Court Opinion

ID: 3321560
Source: CourtListenerOpinion
Date Created: 2016-07-05 17:39:08.714876+00
Date Added: 2024-06-11T14:24:08.795956
License: Public Domain

The condition shown by the finding, as made or as it might properly be corrected, cannot be regarded as an "absolute" nuisance, and so a nuisance as a matter of law. The real questions in the case are those presented by the plaintiff's claims of law, viz.: Whether the areaway (1) opened or closed, or (2) when opened as constructed and designed to be normally operated, or (3) as maintained on the day of the injury, had such "a natural tendency to create danger or inflict injury" as to constitute a nuisance, i.e. a nuisance as a matter of fact. Hoffman
v. Bristol, 113 Conn. 386, 389, 155 A. 499. Our inquiry, then, is whether, upon the facts, the trial court was precluded from concluding, as it did, that the areaway did not constitute such a nuisance, either as created or maintained.
As designed, constructed and normally maintained, I contend it was not a nuisance in any accepted sense, or at least that it was open to the trial court to reach that conclusion. The encroachment of fourteen inches on the sixteen foot passway is not to be regarded as "wrongful" either in nature or intent, in the sense contemplated in order to be an element in nuisance. Although wrongful in the sense of constituting a trespass, it was not — in the meaning here connoted — a deliberate and at least impliedly intended exposure of others to injury. The five-inch coping was built for the essential purpose of guarding against water from melting snow and otherwise, it was not in a public highway or sidewalk but beside and extending slightly within a private passway, traffic through which, except *Page 21 
for the purposes of the city itself, would naturally be on the other side, near the Santoro buildings. Therefore the finding that "the existence of the areaway did not interfere with the ordinary and proper use of the passway nor was its construction an act wrongful in nature or intent" should stand.
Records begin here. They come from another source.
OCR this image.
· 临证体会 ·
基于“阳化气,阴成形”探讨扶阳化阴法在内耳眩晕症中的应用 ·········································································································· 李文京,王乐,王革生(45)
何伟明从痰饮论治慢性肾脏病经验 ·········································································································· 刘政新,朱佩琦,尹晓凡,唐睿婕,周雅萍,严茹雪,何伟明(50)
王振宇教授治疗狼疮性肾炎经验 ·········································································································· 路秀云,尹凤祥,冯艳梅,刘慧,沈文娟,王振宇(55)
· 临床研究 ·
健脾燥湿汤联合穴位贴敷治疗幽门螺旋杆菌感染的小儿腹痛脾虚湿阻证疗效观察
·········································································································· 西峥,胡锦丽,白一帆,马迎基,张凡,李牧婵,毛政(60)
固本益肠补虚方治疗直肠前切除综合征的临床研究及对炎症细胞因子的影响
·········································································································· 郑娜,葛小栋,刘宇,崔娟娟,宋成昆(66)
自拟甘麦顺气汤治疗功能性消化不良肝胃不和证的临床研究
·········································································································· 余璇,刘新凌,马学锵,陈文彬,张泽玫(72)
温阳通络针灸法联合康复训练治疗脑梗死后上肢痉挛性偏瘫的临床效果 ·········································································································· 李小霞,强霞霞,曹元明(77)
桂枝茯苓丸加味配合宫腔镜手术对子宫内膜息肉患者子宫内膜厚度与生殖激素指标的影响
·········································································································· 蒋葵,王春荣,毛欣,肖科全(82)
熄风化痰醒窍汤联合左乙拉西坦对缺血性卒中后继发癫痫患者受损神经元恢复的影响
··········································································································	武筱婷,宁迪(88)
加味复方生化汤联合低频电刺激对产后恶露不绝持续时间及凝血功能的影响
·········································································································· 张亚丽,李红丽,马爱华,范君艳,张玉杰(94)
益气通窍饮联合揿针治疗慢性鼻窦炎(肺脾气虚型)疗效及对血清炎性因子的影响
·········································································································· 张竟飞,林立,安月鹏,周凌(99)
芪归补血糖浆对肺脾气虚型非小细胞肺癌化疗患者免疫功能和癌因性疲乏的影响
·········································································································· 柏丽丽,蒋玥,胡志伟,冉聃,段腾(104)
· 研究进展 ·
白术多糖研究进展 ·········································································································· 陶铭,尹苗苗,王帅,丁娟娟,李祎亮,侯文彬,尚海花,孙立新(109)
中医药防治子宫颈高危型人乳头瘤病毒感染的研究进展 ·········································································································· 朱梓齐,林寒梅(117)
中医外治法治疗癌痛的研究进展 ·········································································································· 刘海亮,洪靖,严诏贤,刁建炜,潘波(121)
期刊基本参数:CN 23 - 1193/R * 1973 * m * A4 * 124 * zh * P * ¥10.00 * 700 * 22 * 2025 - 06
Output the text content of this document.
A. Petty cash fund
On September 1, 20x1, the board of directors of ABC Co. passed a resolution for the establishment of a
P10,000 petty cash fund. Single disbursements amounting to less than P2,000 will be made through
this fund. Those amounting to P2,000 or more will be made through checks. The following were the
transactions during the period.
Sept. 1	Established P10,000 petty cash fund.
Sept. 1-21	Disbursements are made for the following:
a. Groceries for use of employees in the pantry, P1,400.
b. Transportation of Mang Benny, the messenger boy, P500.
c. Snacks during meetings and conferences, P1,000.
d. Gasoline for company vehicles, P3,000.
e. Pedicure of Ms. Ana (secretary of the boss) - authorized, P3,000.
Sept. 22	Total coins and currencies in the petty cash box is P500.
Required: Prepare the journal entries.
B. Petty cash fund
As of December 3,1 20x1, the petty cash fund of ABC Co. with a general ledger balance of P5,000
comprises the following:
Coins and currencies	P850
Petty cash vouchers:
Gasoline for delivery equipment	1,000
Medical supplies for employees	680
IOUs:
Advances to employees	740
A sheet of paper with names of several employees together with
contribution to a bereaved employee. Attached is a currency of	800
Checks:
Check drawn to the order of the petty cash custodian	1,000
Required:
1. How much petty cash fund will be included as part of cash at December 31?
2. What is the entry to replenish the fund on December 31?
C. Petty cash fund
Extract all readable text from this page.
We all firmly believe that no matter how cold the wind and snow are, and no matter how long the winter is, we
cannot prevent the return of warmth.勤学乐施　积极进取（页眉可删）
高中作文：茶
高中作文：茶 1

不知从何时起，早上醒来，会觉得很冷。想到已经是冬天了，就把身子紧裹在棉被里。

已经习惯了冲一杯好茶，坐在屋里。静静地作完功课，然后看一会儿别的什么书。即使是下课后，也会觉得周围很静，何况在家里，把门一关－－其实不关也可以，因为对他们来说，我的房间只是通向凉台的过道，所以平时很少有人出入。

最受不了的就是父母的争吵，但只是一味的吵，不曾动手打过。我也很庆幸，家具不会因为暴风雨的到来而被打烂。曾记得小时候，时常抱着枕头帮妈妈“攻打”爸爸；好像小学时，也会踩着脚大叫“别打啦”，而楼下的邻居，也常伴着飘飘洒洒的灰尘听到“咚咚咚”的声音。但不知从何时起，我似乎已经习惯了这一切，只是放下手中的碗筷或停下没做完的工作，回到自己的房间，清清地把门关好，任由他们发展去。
The plan and construction of the doors obviously was designed to safeguard against, rather than create, danger; the purpose of the chains was to prevent the doors from going back too far, that of the bar to keep them from falling inward, and the effect of both, when normally operated, was to hold the doors upright. Although while the lift was being used the bar might be across the back side, it was clearly intended that at other times it would be placed across the easterly end, creating in effect a railing, and it is found that this was customarily done. It cannot be that — as the plaintiff goes so far as to claim — the open space, two and three-quarters feet high, under the bar when so placed would, of itself, constitute an actionable nuisance. Therefore it seems to me that a conclusion that the condition as normally maintained did not amount to a nuisance cannot be overturned as a matter of law.
Coming to the situation as it is found to have been at the time of the accident, it must be conceded that the departure from normal had its origin and existence through negligence in failing to repair the chains and in leaving the doors flat open, contrary to the design and prevailing custom. Ordinarily, continuance is the essence of nuisance. The plaintiff appears to admit, in his brief, that in order that the result of negligent acts or omissions may "ripen into" and become a nuisance it must have continued an unreasonable length of time. The finding is that the doors had been left open only two days before the accident. Can we say as a matter of law that, contrary to the necessary *Page 22 
import of the trial court's conclusion, this was sufficient to convert a condition, created through negligence, into a nuisance? In Flynn v. West Hartford,98 Conn. 83, 84, 118 A. 517, we were dealing with "acts which the municipality has directed to be performed" — an excavation and pile of dirt in a public highway — and not with a condition, not originally calculated to work injury to others but becoming such through negligent failure to repair or to operate normally. The quotation from the Hoffman case in the memorandum of decision seems pat — the fault consisted in negligent failure to remedy a condition, rather than in the creation of a condition by direct act. In my opinion the record discloses, at most, a condition which may result in injury to others if not properly operated or guarded, rather than one which in the nature of things must so result, and in which liability depends upon negligence in operation or mode of maintaining. For mere negligence, of course, the city is not liable.
In this opinion AVERY, J., concurred.